Hospital and their consultants have thus far been largely isolated from AQP schemes. CCGs will however be able to use their commissioning levers to encourage the secondary care sector to become more directly involved in AQP initiatives in community settings.  Furthermore, foundation trusts will have commercial reasons to increase turnover and – in particular – to capture new referrals that may result from active engagement in AQP schemes.
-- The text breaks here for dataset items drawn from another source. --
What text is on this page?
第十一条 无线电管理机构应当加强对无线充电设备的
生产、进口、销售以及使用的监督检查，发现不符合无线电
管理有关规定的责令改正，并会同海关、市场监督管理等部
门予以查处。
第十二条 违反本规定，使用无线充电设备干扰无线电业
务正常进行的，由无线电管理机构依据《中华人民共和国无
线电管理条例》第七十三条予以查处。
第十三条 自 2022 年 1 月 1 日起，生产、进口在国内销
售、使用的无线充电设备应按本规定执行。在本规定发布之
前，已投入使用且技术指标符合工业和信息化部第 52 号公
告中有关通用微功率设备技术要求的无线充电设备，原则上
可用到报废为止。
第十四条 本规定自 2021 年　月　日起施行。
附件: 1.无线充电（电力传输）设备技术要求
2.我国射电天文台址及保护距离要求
A key issues for secondary care will be the extent to which they are prepared to enable their senior clinicians to work outside the hospital walls. Historically, the referral systems within the NHS have promoted an inward-looking dynamic – patients needing to see a specialist are expected to travel in to see the “great man”. This is likely to change. Hospital consultants may need to travel out to see patients in more local settings.  Technology advancements will support this change – such as increasingly effective near patient testing systems, as well as instant access to patient records as well as other clinical colleagues via internet links. 

Combined with the new power dynamics offered by clinical commissioning groups, AQP offers substantive opportunities for a much greater range of health providers. The end result may be further move towards a more European-style health care system: greater diversity of supply, more choice for patients and greater pluralism - but within the context of an essentially state-funded health care system.